Come molte persone, prima di conoscere Bruno Vasari, ho conosciuto
B.V. Per chi non lo sapesse, o lo avesse dimenticato, B.V. è il
destinatario di una poesia di Primo Levi, Il superstite, uscita per
la prima volta sulla "Stampa" il 4 febbraio 1984. Questa poesia, per
certi versi, rappresenta l'antefatto del libro I sommersi e i
salvati, contiene gli accordi preparatori dell'ultimo, estremo
discorso di Levi sul valore della testimonianza, soprattutto, sui
suoi limiti: "Indietro, via di qui, gente sommersa,/Andate. Non ho
soppiantato nessuno,/ Non ho usurpato il pane di nessuno,/ Nessuno è
morto in vece mia. Nessuno".
Per la memoria della deportazione, per la storia dell'Associazione
nazionale ex deportati (ANED) la figura di Bruno Vasari è
inevitabilmente intrecciata con la biografia e l'opera di Primo Levi.
Nello stesso 1984 in cui veniva scritta quella poesia, da cui
scaturiva in modo del tutto evidente il senso di sgomento ("Non ho
soppiantato nessuno...") che segna l'ultima fase dello scrittore
torinese - culminante nel capitolo sulla "zona grigia" - proprio
dallo spirito organizzativo di Vasari veniva data ai torinesi
l'ultima opportunità di ascoltare Levi parlare in pubblico. Fu nel
convegno che si svolse al Consiglio Regionale, Il dovere di
testimoniare, svoltosi pochi mesi dopo la pubblicazione della poesia
dedicata a B.V. Era il 28-29 ottobre 1984. Levi venne a Palazzo
Lascaris per leggere le pagine sulla "memoria dell'offesa" che
sarebbero poi confluite nel suo ultimo libro stampato da Einaudi nel
1986.
Per un ventenne negli anni Ottanta, ignaro di tutto, B.V. era dunque,
in primo luogo, la proiezione di un testo poetico: un'elegante, e un
po' misteriosa, entità virtuale, un personaggio in cerca d'autore,
dimidiato fra realtà e trasfigurazione.
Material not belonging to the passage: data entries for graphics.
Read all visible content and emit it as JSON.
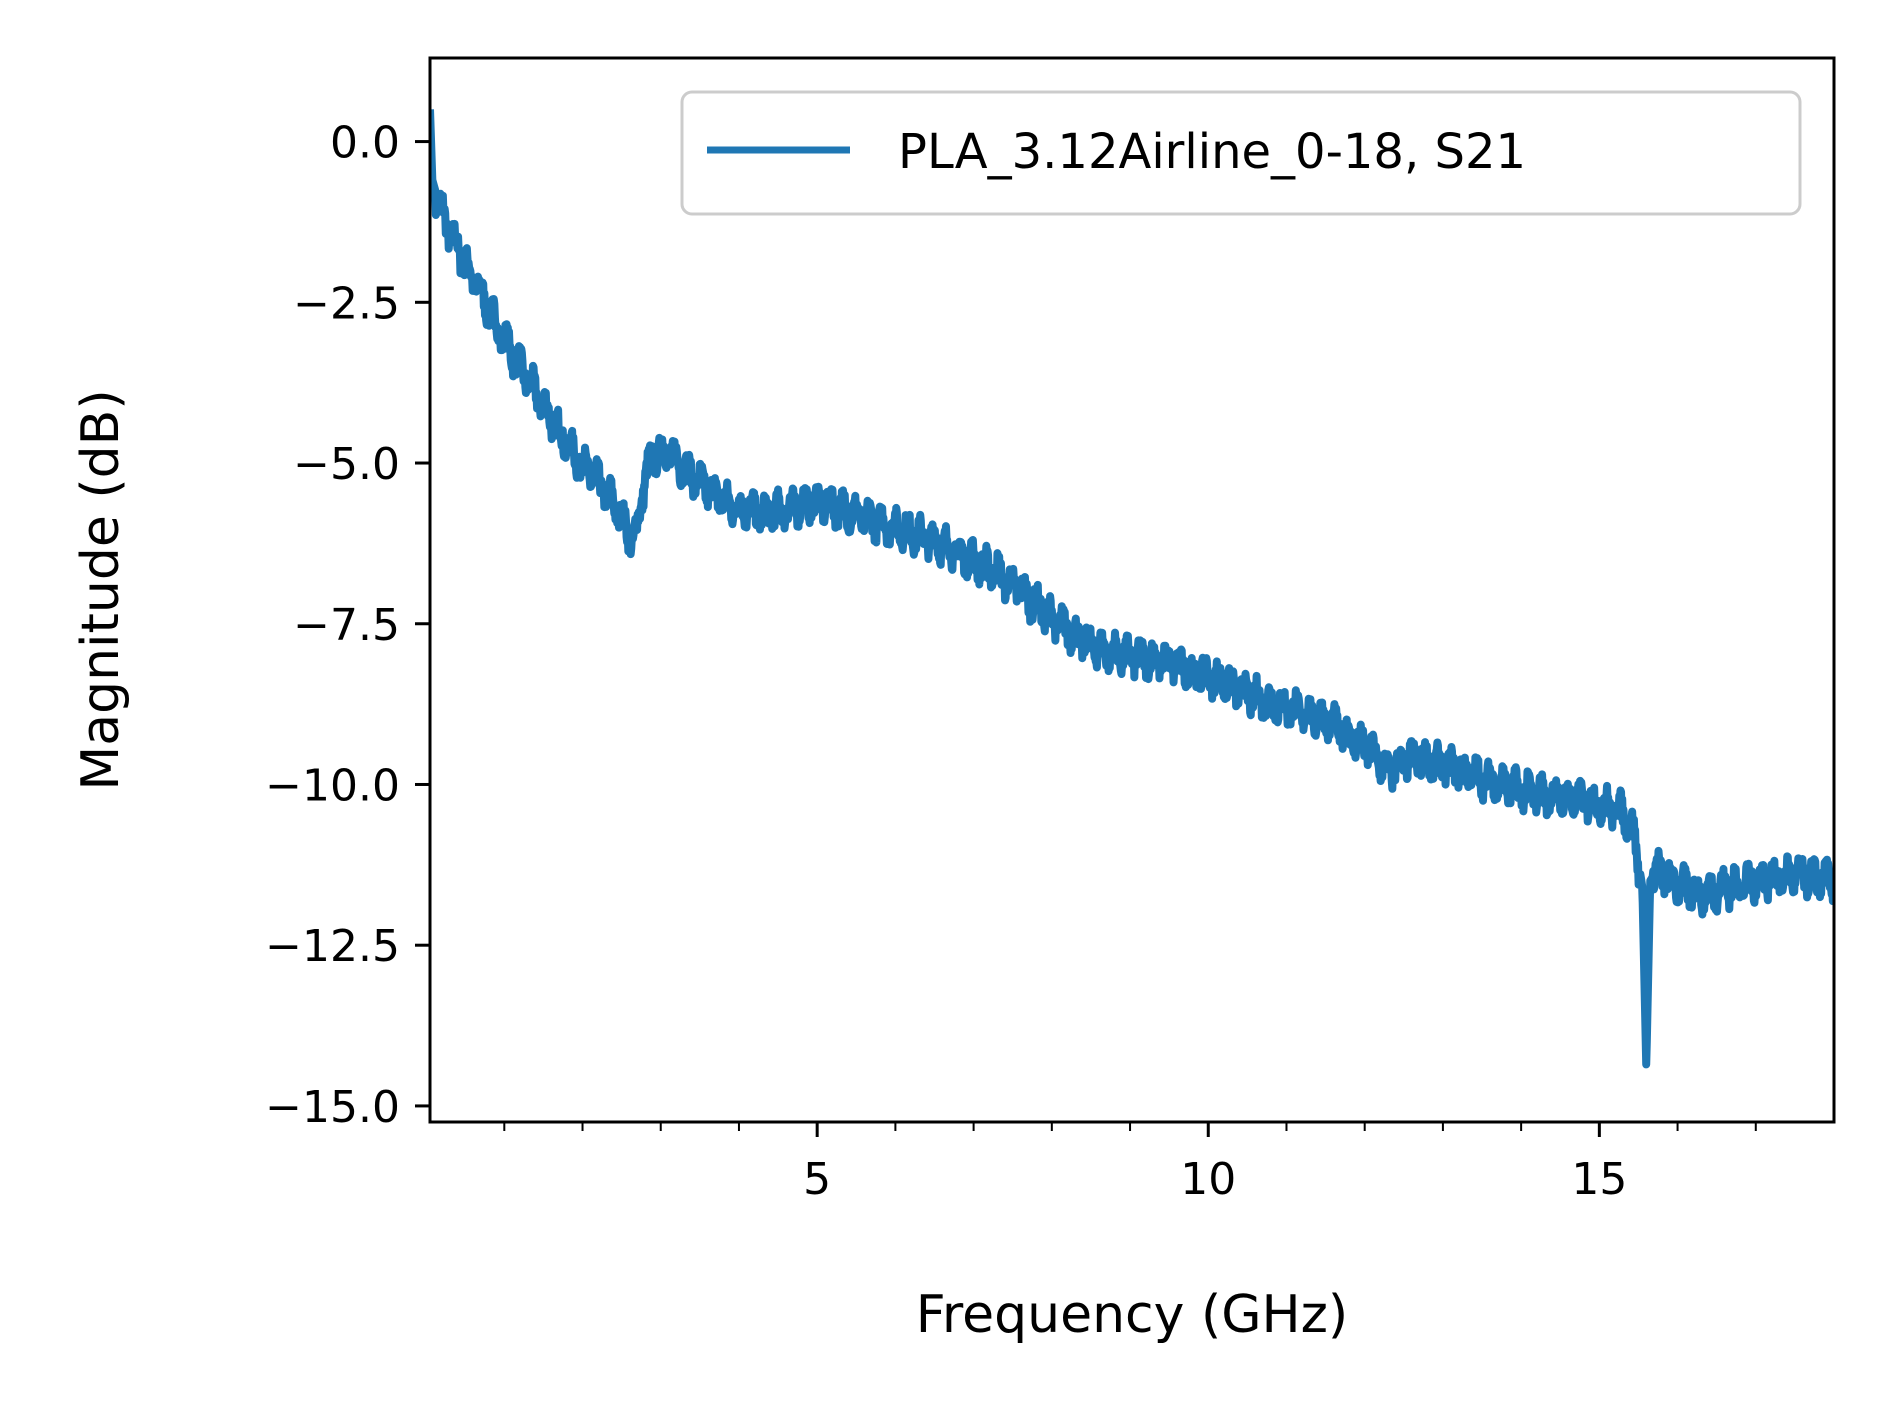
{
  "chart_data": {
    "type": "line",
    "title": "",
    "xlabel": "Frequency (GHz)",
    "ylabel": "Magnitude (dB)",
    "xlim": [
      0.05,
      18
    ],
    "ylim": [
      -15.25,
      1.3
    ],
    "x_ticks": [
      5,
      10,
      15
    ],
    "x_tick_labels": [
      "5",
      "10",
      "15"
    ],
    "x_minor_ticks": [
      1,
      2,
      3,
      4,
      6,
      7,
      8,
      9,
      11,
      12,
      13,
      14,
      16,
      17
    ],
    "y_ticks": [
      0.0,
      -2.5,
      -5.0,
      -7.5,
      -10.0,
      -12.5,
      -15.0
    ],
    "y_tick_labels": [
      "0.0",
      "−2.5",
      "−5.0",
      "−7.5",
      "−10.0",
      "−12.5",
      "−15.0"
    ],
    "grid": false,
    "legend": {
      "position": "top-right",
      "entries": [
        "PLA_3.12Airline_0-18, S21"
      ]
    },
    "series": [
      {
        "name": "PLA_3.12Airline_0-18, S21",
        "color": "#1f77b4",
        "ripple_amplitude_db": 0.35,
        "x": [
          0.05,
          0.08,
          0.15,
          0.3,
          0.5,
          0.8,
          1.0,
          1.3,
          1.6,
          1.9,
          2.2,
          2.4,
          2.55,
          2.65,
          2.7,
          2.8,
          2.9,
          3.0,
          3.15,
          3.3,
          3.5,
          3.8,
          4.0,
          4.3,
          4.6,
          5.0,
          5.5,
          6.0,
          6.5,
          7.0,
          7.3,
          7.6,
          8.0,
          8.3,
          8.6,
          9.0,
          9.5,
          10.0,
          10.5,
          11.0,
          11.5,
          12.0,
          12.3,
          12.6,
          13.0,
          13.5,
          14.0,
          14.5,
          15.0,
          15.3,
          15.45,
          15.55,
          15.6,
          15.65,
          15.75,
          15.9,
          16.3,
          17.0,
          17.5,
          18.0
        ],
        "y": [
          0.5,
          -0.6,
          -0.9,
          -1.4,
          -1.9,
          -2.6,
          -3.1,
          -3.7,
          -4.3,
          -4.9,
          -5.3,
          -5.6,
          -6.0,
          -6.2,
          -6.0,
          -5.2,
          -4.9,
          -4.8,
          -4.9,
          -5.1,
          -5.3,
          -5.6,
          -5.7,
          -5.8,
          -5.7,
          -5.6,
          -5.8,
          -6.0,
          -6.2,
          -6.5,
          -6.7,
          -7.0,
          -7.4,
          -7.7,
          -7.9,
          -8.0,
          -8.1,
          -8.3,
          -8.6,
          -8.8,
          -9.0,
          -9.4,
          -9.8,
          -9.6,
          -9.7,
          -9.9,
          -10.1,
          -10.2,
          -10.3,
          -10.4,
          -10.8,
          -11.6,
          -14.4,
          -11.5,
          -11.3,
          -11.5,
          -11.7,
          -11.5,
          -11.4,
          -11.5
        ]
      }
    ]
  }
}
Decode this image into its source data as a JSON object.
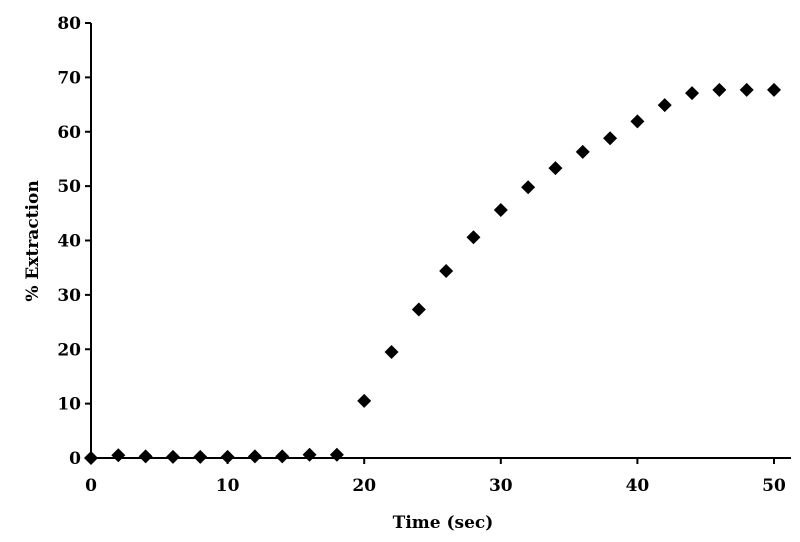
{
  "chart_data": {
    "type": "scatter",
    "title": "",
    "xlabel": "Time (sec)",
    "ylabel": "% Extraction",
    "xlim": [
      0,
      52
    ],
    "ylim": [
      0,
      80
    ],
    "x_ticks": [
      0,
      10,
      20,
      30,
      40,
      50
    ],
    "y_ticks": [
      0,
      10,
      20,
      30,
      40,
      50,
      60,
      70,
      80
    ],
    "grid": false,
    "legend": "none",
    "marker": "diamond",
    "marker_color": "#000000",
    "series": [
      {
        "x": [
          0,
          2,
          4,
          6,
          8,
          10,
          12,
          14,
          16,
          18,
          20,
          22,
          24,
          26,
          28,
          30,
          32,
          34,
          36,
          38,
          40,
          42,
          44,
          46,
          48,
          50
        ],
        "y": [
          0.0,
          0.5,
          0.3,
          0.2,
          0.2,
          0.2,
          0.3,
          0.3,
          0.6,
          0.6,
          10.5,
          19.5,
          27.3,
          34.4,
          40.6,
          45.6,
          49.8,
          53.3,
          56.3,
          58.8,
          61.9,
          64.9,
          67.1,
          67.7,
          67.7,
          67.7
        ]
      }
    ]
  }
}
D'altra parte, mano a mano
che si approfondiva l'opera di Levi, ci si accorgeva che il B.V. del
Superstite confermava, se così si può dire, in corpore vili, un
ricorrente stratagemma narrativo, ben noto ai lettori di Levi: la
reticenza di fronte alle notazioni anagrafiche, accorgimento presente
nei libri maggiori come nei racconti.
I grandi personaggi dell'opera di Levi – quei personaggi che hanno
contato, affettivamente, di più nella vita e dunque degni di essere
trasposti sulla pagina – di rado hanno un nome e un cognome. Più
spesso celano la propria identità anagrafica dietro un soprannome
(Pikolo), dietro una sigla inquietante (Null Achtzehn, l'Ultimo),
dietro la loro nazionalità (l'Alsaziano), dietro una professione (il
Medico).
Se si voleva far luce su una personalità assai più ricca e composita
bisognava "andare oltre" Primo Levi. Ciò che non è mai cosa semplice
quando si parla di deportazione italiana. Una premessa
indispensabile, ma pare chiaro a chiunque che un approccio di questo
genere non poteva in nessun modo favorire la conoscenza con Bruno
Vasari personaggio-uomo; il filtro di Levi lo allontanava e, in certa
misura ne alterava, i contorni. Nel caso di Vasari
questa "trasgressione", nel senso etimologico del termine, "passare
oltre", era assolutamente necessaria.
Il 1984 fu, per me, anche l'anno in cui quella trasgressione fu
possibile: incontrai Bruno Vasari. B.V. si materializzò poco dopo il
convegno, quando gli atti andarono in stampa. Ebbi modo di
accorgermi, (quasi) subito, che vita e letteratura, vita e poesia
sono solo in parte congiunte e di come sempre sia un errore
sovrapporre l'una all'altra. In Levi poi il problema del personaggio,
la conflittualità fra realtà e finzione, è cruciale, come hanno
dimostrato Roberti Gordon e altri acuti interpreti della sua opera.
Ed inoltre: l'idea stessa di testimonianza, che Vasari ha continuato
a coltivare, senza fratture, proprio fra il 1984 e il 1986 andava a
confliggere con la diversa, se non opposta, opinione di Levi, per lo
meno del Levi ultimo ed estremo, quello del periodo 1984-1987, che è
ben altra cosa rispetto al Levi speranzoso e ottimista dell'esordio.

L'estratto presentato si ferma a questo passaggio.